On 26 October 2013, Sexton returned to the Octagon and faced Jéssica Andrade at UFC Fight Night 30. She lost the fight via unanimous decision (30–26, 30–27, and 30–26). Sexton was released from the promotion shortly after the fight.

On 21 June 2014, Sexton announced her retirement from MMA competition.
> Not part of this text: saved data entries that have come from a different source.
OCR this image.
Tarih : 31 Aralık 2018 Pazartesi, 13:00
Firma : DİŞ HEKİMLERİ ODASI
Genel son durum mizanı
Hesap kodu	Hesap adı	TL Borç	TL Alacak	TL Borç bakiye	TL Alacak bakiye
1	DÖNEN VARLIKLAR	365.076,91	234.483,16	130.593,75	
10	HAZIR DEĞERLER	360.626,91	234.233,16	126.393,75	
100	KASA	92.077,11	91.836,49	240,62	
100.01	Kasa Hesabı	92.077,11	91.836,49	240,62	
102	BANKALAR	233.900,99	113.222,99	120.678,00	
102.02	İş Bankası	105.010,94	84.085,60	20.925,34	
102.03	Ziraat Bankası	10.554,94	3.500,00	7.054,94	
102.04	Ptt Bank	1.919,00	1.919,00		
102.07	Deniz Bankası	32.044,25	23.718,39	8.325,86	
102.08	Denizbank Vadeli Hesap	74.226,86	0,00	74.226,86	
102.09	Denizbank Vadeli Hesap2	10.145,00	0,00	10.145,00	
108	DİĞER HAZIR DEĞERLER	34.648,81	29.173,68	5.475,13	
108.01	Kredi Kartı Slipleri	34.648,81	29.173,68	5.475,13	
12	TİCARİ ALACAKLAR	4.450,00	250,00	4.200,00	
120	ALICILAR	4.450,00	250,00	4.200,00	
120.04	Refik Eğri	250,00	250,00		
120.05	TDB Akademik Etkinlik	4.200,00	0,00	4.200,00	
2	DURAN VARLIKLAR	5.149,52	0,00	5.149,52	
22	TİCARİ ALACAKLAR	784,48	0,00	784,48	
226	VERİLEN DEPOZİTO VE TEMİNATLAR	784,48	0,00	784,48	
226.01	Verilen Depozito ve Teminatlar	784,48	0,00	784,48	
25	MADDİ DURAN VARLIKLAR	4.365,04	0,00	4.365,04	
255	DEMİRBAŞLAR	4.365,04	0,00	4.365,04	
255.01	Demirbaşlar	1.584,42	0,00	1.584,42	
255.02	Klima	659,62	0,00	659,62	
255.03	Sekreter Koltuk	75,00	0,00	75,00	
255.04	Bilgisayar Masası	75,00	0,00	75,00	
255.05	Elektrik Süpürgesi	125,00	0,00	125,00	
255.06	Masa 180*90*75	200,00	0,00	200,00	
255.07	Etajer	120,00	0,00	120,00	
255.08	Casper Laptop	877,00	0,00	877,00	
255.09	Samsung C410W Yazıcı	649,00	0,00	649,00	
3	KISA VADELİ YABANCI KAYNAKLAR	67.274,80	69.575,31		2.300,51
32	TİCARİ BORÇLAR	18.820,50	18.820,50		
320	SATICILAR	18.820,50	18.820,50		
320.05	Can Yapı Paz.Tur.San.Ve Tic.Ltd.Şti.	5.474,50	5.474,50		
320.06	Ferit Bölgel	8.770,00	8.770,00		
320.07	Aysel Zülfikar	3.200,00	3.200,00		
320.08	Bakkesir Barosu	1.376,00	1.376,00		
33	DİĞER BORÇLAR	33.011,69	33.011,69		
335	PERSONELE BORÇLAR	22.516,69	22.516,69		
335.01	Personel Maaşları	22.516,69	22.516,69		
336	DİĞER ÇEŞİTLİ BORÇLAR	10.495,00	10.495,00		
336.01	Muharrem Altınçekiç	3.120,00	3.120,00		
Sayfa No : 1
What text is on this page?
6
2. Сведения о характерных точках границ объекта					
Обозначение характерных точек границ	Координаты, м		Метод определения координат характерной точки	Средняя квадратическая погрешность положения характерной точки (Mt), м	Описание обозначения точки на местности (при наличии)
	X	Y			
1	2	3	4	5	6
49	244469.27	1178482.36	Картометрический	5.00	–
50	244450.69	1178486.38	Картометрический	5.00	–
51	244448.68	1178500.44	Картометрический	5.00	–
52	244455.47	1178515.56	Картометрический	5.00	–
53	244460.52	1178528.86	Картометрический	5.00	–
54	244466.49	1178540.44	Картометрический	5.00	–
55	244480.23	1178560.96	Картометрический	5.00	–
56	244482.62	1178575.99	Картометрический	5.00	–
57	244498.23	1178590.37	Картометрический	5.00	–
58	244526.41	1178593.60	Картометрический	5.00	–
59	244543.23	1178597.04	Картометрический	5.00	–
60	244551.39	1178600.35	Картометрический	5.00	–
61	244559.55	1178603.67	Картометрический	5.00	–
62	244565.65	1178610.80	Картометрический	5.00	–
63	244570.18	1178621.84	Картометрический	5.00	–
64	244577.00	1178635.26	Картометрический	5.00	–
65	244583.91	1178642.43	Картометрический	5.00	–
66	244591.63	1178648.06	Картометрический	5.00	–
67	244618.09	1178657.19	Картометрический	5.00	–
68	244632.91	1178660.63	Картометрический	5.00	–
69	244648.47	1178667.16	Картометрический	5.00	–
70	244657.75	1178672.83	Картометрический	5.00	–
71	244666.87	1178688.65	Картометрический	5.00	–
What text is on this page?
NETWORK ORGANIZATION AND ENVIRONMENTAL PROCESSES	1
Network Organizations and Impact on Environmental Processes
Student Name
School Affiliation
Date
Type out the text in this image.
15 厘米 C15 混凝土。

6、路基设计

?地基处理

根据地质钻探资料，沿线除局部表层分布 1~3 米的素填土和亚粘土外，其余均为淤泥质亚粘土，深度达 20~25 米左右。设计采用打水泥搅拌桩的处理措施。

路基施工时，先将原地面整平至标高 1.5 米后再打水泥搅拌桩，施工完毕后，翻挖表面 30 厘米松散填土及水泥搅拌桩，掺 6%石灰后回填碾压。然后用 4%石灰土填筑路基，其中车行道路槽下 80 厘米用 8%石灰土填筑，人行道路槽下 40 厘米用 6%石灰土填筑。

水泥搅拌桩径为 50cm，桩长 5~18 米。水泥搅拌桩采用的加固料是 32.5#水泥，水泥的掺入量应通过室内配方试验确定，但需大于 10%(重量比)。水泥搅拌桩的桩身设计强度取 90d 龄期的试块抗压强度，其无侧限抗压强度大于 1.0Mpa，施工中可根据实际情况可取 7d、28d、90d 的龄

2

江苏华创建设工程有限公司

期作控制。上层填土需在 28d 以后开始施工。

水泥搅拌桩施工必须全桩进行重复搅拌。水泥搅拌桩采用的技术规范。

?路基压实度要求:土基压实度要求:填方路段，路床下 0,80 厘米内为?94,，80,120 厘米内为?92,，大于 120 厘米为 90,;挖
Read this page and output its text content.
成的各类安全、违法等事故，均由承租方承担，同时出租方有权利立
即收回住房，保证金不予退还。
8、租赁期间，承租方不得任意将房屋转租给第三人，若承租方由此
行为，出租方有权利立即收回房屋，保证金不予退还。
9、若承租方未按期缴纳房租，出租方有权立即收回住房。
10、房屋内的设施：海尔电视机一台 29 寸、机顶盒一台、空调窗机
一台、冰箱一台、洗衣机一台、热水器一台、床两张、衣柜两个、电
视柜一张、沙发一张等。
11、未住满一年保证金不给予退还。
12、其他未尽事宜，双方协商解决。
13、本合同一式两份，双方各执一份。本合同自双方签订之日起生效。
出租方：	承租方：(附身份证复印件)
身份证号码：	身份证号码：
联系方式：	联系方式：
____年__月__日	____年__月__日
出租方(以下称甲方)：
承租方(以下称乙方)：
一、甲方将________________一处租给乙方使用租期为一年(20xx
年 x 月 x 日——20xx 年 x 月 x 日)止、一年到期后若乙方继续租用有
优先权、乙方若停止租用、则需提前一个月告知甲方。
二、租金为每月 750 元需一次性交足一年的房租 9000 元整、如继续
===Mixed martial arts record===

| Res. | Record | Opponent | Method | Event | Date | Round | Time | Location | Notes |
|---|---|---|---|---|---|---|---|---|---|
| Loss | 13–5 | Joanna Jędrzejczyk | KO (punch) | Cage Warriors Fighting Championship 69 | 7 June 2014 | 2 | 2:36 | London, England |  |
| Loss | 13–4 | Jéssica Andrade | Decision (unanimous) | UFC Fight Night: Machida vs. Munoz | 26 October 2013 | 3 | 5:00 | Manchester, England |  |
| Loss | 13–3 | Alexis Davis | Decision (unanimous) | UFC 161 | 15 June 2013 | 3 | 5:00 | Winnipeg, Manitoba, Canada |  |
| Win | 13–2 | Aisling Daly | Decision (unanimous) | Cage Warriors: 47 | 2 June 2012 | 3 | 5:00 | Dublin, Ireland | CWFC Women's Flyweight Tournament Semifinal. |
| Win | 12–2 | Roxanne Modafferi | Decision (unanimous) | Cage Warriors: 40 | 26 February 2011 | 3 | 5:00 | North London, England |  |
| Win | 11–2 | Sally Krumdiack | TKO (punches) | Cage Warriors 39: The Uprising | 27 November 2010 | 2 | 4:07 | Cork, Ireland |  |
| Loss | 10–2 | Zoila Frausto Gurgel | KO (knee and punches) | Bellator 23 | 24 June 2010 | 1 | 2:00 | Louisville, Kentucky, United States |  |
| Win | 10–1 | Valerie Coolbaugh | Submission (armbar) | Bellator 12 | 19 June 2009 | 1 | 3:40 | Hollywood, Florida, United States |  |
| Win | 9–1 | Debi Purcell | Decision (split) | ShoXC: Hamman vs. Suganuma 2 | 15 August 2008 | 3 | 3:00 | Friant, California, United States |  |
| Win | 8–1 | Julia Berezikova | Submission (armbar) | BodogFight: Vancouver | 24 August 2007 | 2 | 1:49 | Vancouver, British Columbia, Canada |  |
| Win | 7–1 | Tomomi Sunaba | Technical Decision (unanimous) | BodogFight: Costa Rica | 17 February 2007 | 2 | 1:05 | San José, Costa Rica |  |
| Win | 6–1 | Carina Damm | Submission (armbar) | BodogFight: St. Petersburg | 16 December 2006 | 1 | 4:15 | Saint Petersburg, Russia |  |
| Loss | 5–1 | Gina Carano | KO (punch) | World Pro Fighting Championships | 15 September 2006 | 2 | 4:55 | Las Vegas, Nevada, United States |  |
| Win | 5–0 | Dina Van den Hooven | TKO (corner stoppage) | CWFC: Strike Force 4 | 26 November 2005 | 3 | 5:00 | English Midlands, England | Won the inaugural Cage Warriors Women's Bantamweight Championship. |
| Win | 4–0 | Kelli Salone | Submission (armbar) | P & G 1: Pride and Glory 1 | 1 February 2004 | 1 | 3:45 | Cardiff, Wales |  |
| Win | 3–0 | Carla O'Sullivan | Submission (rear-naked choke) | CWFC 3: Cage Warriors 3 | 16 March 2003 | 1 | N/A | Hampshire, England |  |
| Win | 2–0 | Serena Saunders | Submission (armbar) | CWFC 1: Armageddon | 27 July 2002 | 1 | 0:40 | London, England |  |
| Win | 1–0 | Angela Boyce | Submission (armbar) | G & S 5: Grapple & Strike 5 | 11 May 2002 | 3 | N/A | Worcester, England |  |

Professional record breakdown
| 18 matches | 13 wins | 5 losses |
| By knockout | 2 | 3 |
| By submission | 7 | 0 |
| By decision | 4 | 2 |

===Mixed martial arts achievements===
- Cage Warriors Women's 132 lbs Champion (2005)
- BodogFight Women's 125 lbs Champion
- First British woman to fight in the UFC

==Personal life==
Sexton has one son. In 2010, she qualified as an osteopath after completing her BSc Osteopathy degree at Oxford Brookes University. She has a passion for climbing and in 2017 climbed the highest artificial climbing wall in the world, Luzzone Dam, in Switzerland. The climb was sponsored for the benefit of the Mind charity.

In 2023, Sexton revealed on her personal blog that she had received a diagnosis of autism.